L'idea è divisa in due serate per quattro attrici alla volta.

Ne emerge una polifonia al femminile che, partendo da un punto dato,la Molly Bloom di Joyce - che è in parte anche la moglie Nora - riesce a raccontare la condizione della donna, facendo ridere e riflettere.
Le pulsioni di Molly escono tutte senza freni, senza remore.
Non ha pubblico in verità, è sola e sta per addormentarsi, quindi non è destinata all'esterno la sua sinfonia, ma solo a se stessa. E' un flusso vero e proprio di pensieri in libertà e canzoni che sgravano Molly dalla senso di solitudine, dalla sensazione di abbandono in cui è lasciata, in una casa che più volte definisce "capannone". Milly, la figlia è partita per gli studi, il marito Leopold rientra solo tardi e non parla con lei o comunque non l'ascolta. Il figlio è morto troppo presto ed è solo un ricordo malinconico, un senso di colpa, una mancanza incolmabile da rimuovere.

Molly è stata una donna bella e affascinante e ora, che ha di fronte la giovane figlia, sente più urgente la necessità di piacere ed essere corteggiata, di essere coinvolta nel gioco sensuale dell'amore e della passione quando è nel suo sbocciare.
Riaffiorano forti i ricordi della giovinezza, dei primi approcci all'amore e si mescolano e confondono con il quotidiano, con l'adulterio e con sogni proibiti di cadere nelle braccia di un marinario, un'avventuriero o anche un assassino pur di provare ancora quel piacere di totale rapimento ed ebbrezza dell'atto sessuale furtivo.
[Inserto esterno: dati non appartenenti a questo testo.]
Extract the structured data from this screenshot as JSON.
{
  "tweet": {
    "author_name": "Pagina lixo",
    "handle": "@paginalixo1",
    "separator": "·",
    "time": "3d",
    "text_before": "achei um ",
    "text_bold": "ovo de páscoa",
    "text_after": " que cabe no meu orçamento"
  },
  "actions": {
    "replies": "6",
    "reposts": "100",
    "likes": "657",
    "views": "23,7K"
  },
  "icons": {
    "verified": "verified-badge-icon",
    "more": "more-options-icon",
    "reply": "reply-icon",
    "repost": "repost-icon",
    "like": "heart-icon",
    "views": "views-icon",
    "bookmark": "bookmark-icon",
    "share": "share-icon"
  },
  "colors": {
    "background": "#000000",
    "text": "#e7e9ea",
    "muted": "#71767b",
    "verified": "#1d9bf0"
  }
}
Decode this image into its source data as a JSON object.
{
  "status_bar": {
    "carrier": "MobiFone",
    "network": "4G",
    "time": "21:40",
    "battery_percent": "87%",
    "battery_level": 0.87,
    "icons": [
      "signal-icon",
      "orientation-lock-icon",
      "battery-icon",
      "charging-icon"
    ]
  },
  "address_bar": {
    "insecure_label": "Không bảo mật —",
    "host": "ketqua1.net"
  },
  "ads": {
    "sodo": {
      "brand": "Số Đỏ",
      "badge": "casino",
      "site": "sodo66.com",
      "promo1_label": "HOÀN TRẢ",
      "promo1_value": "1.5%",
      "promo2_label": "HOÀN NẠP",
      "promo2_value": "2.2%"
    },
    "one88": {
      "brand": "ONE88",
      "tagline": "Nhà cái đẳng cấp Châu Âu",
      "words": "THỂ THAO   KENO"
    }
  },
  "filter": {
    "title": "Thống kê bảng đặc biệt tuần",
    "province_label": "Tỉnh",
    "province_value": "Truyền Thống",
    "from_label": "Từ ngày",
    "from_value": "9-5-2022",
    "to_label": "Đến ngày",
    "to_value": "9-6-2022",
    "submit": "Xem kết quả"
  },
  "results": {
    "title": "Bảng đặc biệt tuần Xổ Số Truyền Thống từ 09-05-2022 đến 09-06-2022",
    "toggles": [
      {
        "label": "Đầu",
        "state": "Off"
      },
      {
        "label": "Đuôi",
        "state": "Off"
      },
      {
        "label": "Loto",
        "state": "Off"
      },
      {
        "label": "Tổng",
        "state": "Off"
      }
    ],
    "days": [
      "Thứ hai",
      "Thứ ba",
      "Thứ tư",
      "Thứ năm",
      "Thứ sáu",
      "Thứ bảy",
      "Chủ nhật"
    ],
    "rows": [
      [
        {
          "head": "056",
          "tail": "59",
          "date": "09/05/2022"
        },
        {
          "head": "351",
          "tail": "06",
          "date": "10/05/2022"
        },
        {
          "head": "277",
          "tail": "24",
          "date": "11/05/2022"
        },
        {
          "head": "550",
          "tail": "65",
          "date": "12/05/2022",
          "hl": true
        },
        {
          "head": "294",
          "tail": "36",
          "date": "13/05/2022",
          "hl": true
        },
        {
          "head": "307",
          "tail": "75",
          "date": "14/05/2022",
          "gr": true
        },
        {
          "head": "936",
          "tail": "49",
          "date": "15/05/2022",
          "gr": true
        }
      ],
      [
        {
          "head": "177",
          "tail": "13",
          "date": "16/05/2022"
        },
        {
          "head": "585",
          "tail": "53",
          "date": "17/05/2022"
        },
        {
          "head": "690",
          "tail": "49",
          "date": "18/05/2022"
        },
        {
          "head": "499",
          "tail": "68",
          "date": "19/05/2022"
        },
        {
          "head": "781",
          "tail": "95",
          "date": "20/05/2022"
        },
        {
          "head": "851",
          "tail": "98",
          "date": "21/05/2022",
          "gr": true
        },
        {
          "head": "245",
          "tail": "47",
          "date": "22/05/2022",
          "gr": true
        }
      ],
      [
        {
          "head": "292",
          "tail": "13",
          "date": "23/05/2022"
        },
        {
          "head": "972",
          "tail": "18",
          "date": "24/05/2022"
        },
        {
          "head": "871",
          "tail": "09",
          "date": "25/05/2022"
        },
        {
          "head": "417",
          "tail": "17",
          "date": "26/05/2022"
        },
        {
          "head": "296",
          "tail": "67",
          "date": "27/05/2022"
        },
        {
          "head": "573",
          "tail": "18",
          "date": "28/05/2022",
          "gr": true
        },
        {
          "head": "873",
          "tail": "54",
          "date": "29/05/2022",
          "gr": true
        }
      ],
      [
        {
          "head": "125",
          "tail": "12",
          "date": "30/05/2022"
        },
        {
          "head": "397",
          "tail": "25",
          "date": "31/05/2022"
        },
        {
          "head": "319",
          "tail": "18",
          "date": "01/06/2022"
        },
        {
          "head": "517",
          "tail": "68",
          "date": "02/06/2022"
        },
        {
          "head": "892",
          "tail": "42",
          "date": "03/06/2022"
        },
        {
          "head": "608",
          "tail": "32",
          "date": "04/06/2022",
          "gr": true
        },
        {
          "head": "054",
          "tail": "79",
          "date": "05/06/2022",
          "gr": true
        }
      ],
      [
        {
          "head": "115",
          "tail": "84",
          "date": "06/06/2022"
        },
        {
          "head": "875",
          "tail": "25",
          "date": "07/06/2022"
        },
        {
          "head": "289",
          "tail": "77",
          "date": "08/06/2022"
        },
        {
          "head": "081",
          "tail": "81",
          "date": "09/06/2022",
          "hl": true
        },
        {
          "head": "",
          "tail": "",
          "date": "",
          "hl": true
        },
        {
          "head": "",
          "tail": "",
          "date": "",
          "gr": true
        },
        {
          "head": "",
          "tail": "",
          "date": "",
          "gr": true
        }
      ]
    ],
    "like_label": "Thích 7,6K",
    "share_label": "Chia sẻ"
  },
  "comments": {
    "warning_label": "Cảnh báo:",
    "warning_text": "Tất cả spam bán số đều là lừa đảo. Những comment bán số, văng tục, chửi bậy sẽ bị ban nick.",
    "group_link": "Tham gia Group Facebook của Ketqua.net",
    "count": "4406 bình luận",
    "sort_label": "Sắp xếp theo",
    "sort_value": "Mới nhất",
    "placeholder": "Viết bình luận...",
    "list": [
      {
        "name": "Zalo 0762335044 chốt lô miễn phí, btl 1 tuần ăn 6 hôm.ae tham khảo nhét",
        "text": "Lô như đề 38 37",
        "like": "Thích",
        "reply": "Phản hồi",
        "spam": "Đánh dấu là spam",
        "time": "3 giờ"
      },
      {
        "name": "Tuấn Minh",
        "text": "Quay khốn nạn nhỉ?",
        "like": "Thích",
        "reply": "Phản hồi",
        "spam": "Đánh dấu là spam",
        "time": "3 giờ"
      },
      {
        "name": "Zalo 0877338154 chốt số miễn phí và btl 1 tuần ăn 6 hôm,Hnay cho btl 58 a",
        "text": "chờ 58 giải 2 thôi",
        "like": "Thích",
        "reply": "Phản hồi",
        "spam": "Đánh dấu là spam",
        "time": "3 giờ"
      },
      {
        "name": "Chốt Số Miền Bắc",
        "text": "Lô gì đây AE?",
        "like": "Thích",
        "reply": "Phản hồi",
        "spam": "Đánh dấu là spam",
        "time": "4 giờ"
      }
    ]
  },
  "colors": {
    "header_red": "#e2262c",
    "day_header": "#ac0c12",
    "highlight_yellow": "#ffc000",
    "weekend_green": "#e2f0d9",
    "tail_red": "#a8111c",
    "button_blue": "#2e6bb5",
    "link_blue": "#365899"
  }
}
La scelta di collocare lo spettacolo in un capannone è perfettamente calzante e la stessa Molly, nelle sue varie facce, evoca lo spazio, provocando la piacevole sensazione di essere ancora più vicini a lei.
D'altra parte, una gita notturna al Porto Vecchio di Trieste ha un fascino inesprimibile, è come un à rebours fisico attraverso una e le mille città del passato, che questa città fantasma, posta accanto alla città Trieste, ma da essa separata, ci trasporta nella storia di tutto quanto i grandi edifici storici hanno vissuto o avrebbero potuto vivere.
Un'ottima occasione dunque e un'ottima scelta registica che provoca un'altra eccelente e rara coincidenza fra spazio del testo e della scena, in modo del tutto naturale.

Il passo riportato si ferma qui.